竹谷氏 有機エレクトロニクスの研究に携わるようになって10年がたった。固体材料の電子物性が専門である私にとって、有機物の中で電子が流れるのが不思議であった。固体は強固な原子間の結合を介して電子が流れる。それに対し、有機物は分子が集まっているだけなのに、電子が流れる。こうした不思議さに引き付けられ、有機半導体の研究を始めた。

 研究を始めるにあたり、私は明らかにしたいことを二つ挙げた。「どうして電子が流れるのか」「理想的な移動度はどのくらいか」である。当時、研究で使われていた有機半導体は多結晶がほとんどであり、単結晶は皆無に近かった。材料単体の物性を明らかにするには、単結晶の方が都合がよい。多結晶では、粒界の影響があるからだ。そこで私は有機半導体の単結晶を作製し、その物性評価に挑んだ。

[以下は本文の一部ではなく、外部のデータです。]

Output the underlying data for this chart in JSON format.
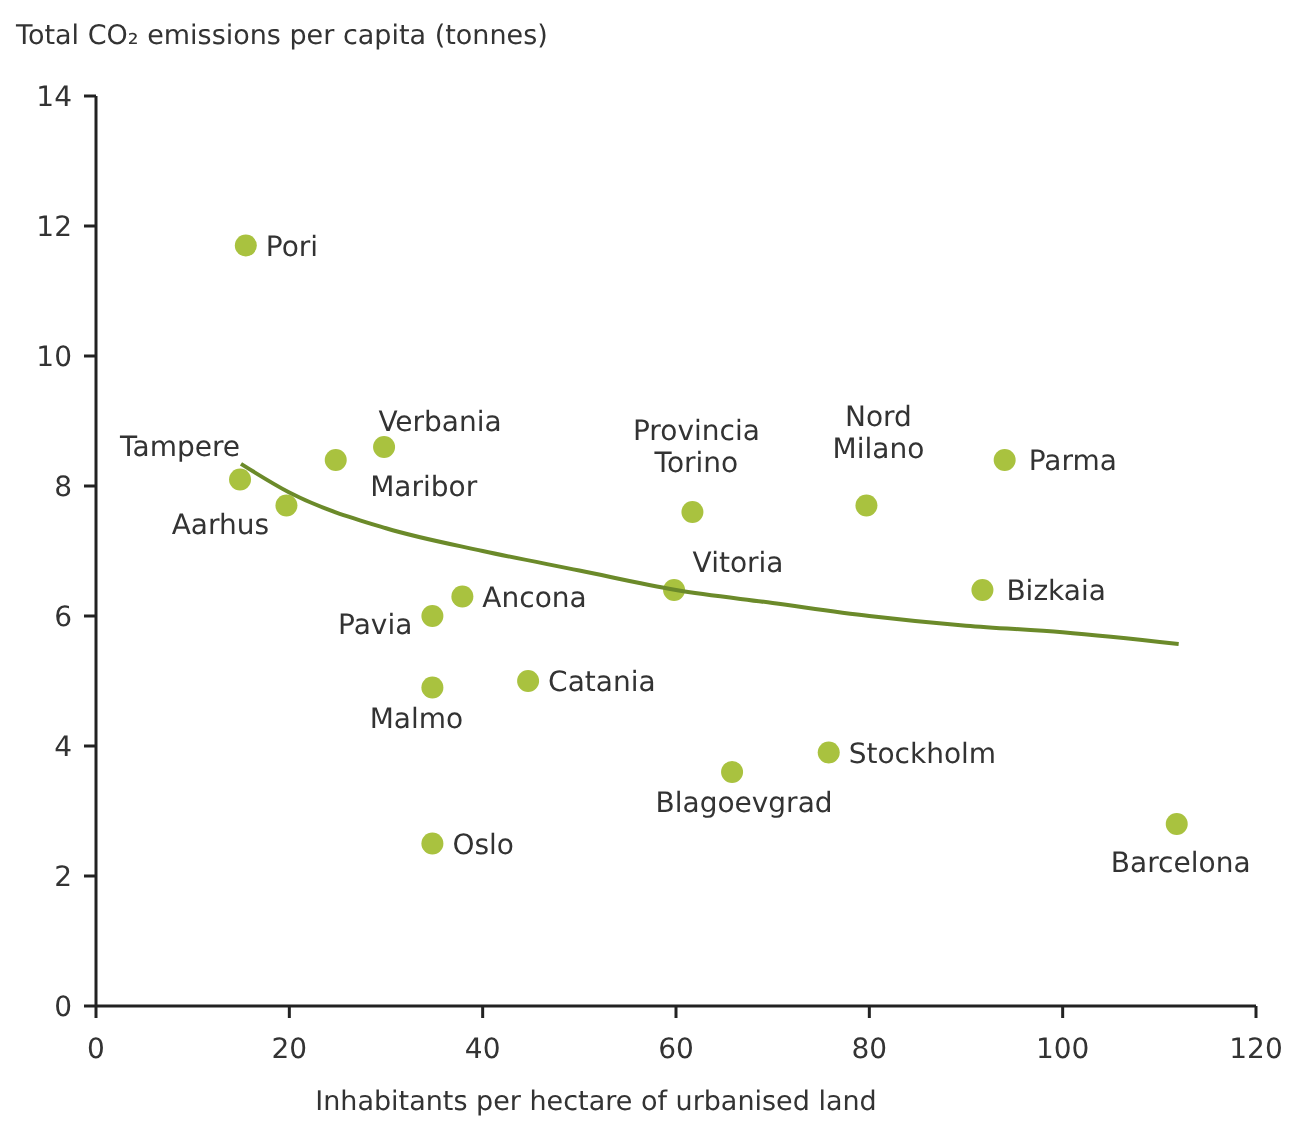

 その結果、明らかになったのが、従来考えられたよりも有機半導体の移動度は高いということだ。これは、有機エレクトロニクスにとって、とても魅力的なことである。応用範囲が広がるからだ。移動度はデバイスの動作速度に直結する。

 有機エレクトロニクスは、シリコン(Si)などの無機半導体に比べて移動度が大きく見劣りすると考えられてきた。有機半導体を使ったデバイスに対しては、「遅かろう、悪かろう」というレッテルを貼られてきたともいえる。有機半導体の多結晶を用いたとき、移動度は高くても1cm2/Vs程度。これではディスプレイの画素を操作するTFTに使える程度である。それに比べ、私が研究する有機半導体の単結晶は移動度が一桁高い。1cm2/Vs程度ではRF回路を作るのは厳しいが、10cm2/VsあるとMHzクラスのRF回路に対応可能だ。

 10年にわたって研究してきたことで、有機半導体におけるキャリアの伝導機構のメカニズムが分かってきた。そしてデバイスへの応用範囲が広いことも見えてきた。学術的な興味から研究をスタートしたが、今では世の中で利用するにはどうしたらよいのかということを念頭に置いて研究を進めている。